Hi,
We are encountering a critical issue in our Camunda 8 / Zeebe cluster and would appreciate any guidance.
Error
We are receiving the following error when trying to execute commands against Zeebe:
errorCode: io.camunda.zeebe.client.api.command.ClientStatusException:
Expected to execute the command on one of the partitions, but all failed;
there are no more partitions available to retry. Please try again.

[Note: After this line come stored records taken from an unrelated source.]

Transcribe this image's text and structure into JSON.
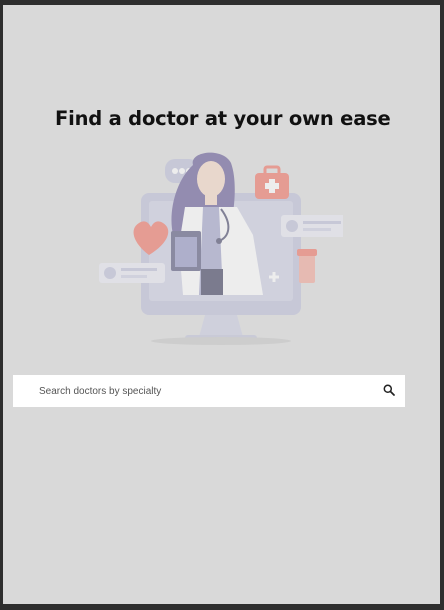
{
  "hero": {
    "headline": "Find a doctor at your own ease"
  },
  "illustration": {
    "icon": "doctor-on-monitor-illustration"
  },
  "search": {
    "value": "",
    "placeholder": "Search doctors by specialty",
    "icon": "search-icon"
  },
  "colors": {
    "background": "#d9d9d9",
    "frame": "#2e2e2e",
    "headline": "#111111",
    "search_bg": "#ffffff"
  }
}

If the error persists contact your zeebe operator.
Environment Details
-
Zeebe Disk Usage: ~94% across partitions
-
Camunda Version: 8.8
-
Number of Brokers: 3
Observations
-
The error started occurring when disk usage on the Zeebe partitions reached approximately 94%.
-
All partitions appear to be rejecting commands simultaneously.
-
No single partition is available to accept and process commands.
What We’ve Tried
-
Checked disk usage on all Zeebe broker nodes — confirmed usage is at ~94%.
-
Reviewed Zeebe broker logs for additional errors or warnings.
-
Attempted to restart brokers, but the issue persists.
Questions
-
Is the 94% disk usage the root cause? Does Zeebe enforce a disk usage threshold beyond which it stops accepting commands on partitions? If so, what is the default threshold?
-
What is the recommended way to recover? Can we safely free up disk space (e.g., by triggering compaction, deleting old snapshots, or increasing disk size) while the cluster is in this state?
-
How can we prevent this in the future? Are there best practices for configuring disk usage alerts or setting Zeebe’s
diskUsageCommandWatermarkanddiskUsageReplicationWatermarkthresholds? -
Is there a way to force Zeebe to resume processing once disk space is freed, or does it recover automatically?
Any insights, similar experiences, or documentation pointers would be greatly appreciated. Thank you!